Which, speaking of, I'm actually WILDLY underproducing this week, seriously, it's already Thursday and I've only written like 6.7k. Which, for reference, I have not written less than 22k a week in the past THREE weeks, and on average I'm usually up in the 16-18k area. Like, if I only write 10k in a week or write less than 2k in a day, that seems like not all that much to me, and I write EVERY day. Like. Every day. Literally every day. Every day EVER, or I get the friggin' itch about it and get cranky; it is legit a compulsion for me at this point in my life.

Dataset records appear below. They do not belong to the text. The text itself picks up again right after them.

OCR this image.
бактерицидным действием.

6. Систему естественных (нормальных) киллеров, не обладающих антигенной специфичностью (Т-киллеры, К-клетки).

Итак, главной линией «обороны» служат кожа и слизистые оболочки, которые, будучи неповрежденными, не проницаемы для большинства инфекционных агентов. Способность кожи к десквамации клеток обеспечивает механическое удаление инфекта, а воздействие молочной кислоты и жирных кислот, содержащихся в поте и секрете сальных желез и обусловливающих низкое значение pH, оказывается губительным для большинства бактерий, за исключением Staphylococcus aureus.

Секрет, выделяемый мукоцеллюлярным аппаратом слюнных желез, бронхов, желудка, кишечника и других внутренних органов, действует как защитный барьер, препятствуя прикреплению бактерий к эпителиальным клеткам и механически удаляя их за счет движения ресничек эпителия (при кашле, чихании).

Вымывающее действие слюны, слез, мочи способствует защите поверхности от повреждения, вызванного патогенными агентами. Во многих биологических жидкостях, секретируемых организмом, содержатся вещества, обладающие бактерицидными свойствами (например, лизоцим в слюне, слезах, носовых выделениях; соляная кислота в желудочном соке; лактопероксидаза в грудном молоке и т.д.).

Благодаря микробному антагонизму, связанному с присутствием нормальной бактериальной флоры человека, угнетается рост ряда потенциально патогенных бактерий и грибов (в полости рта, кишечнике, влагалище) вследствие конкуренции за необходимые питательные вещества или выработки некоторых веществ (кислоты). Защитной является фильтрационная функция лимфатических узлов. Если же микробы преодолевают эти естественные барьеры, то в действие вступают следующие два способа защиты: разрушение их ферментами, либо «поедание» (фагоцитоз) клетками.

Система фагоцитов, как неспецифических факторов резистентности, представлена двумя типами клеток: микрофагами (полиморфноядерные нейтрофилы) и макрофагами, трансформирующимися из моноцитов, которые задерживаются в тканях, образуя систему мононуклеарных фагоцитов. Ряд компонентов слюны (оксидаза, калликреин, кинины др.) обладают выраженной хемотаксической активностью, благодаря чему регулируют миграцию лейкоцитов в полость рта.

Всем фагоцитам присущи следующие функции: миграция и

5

I wrote when I had fucking COVID last month and only missed any days that month at all because I had to drive four hours out of town immediately after recovering from said COVID, and that was the first time I'd missed even a SINGLE day in I'm pretty sure LITERAL months, and I STILL topped out above the high end of my usual monthly word count, which is on average about 70-75k. And last year I only tracked my word count from mid-June to December, I actually wasn't keeping track at all before that, but I wrote 410k in those six-ish months.
So like . . . I did mention the ADHD and autism, yes? I mentioned those things as being things?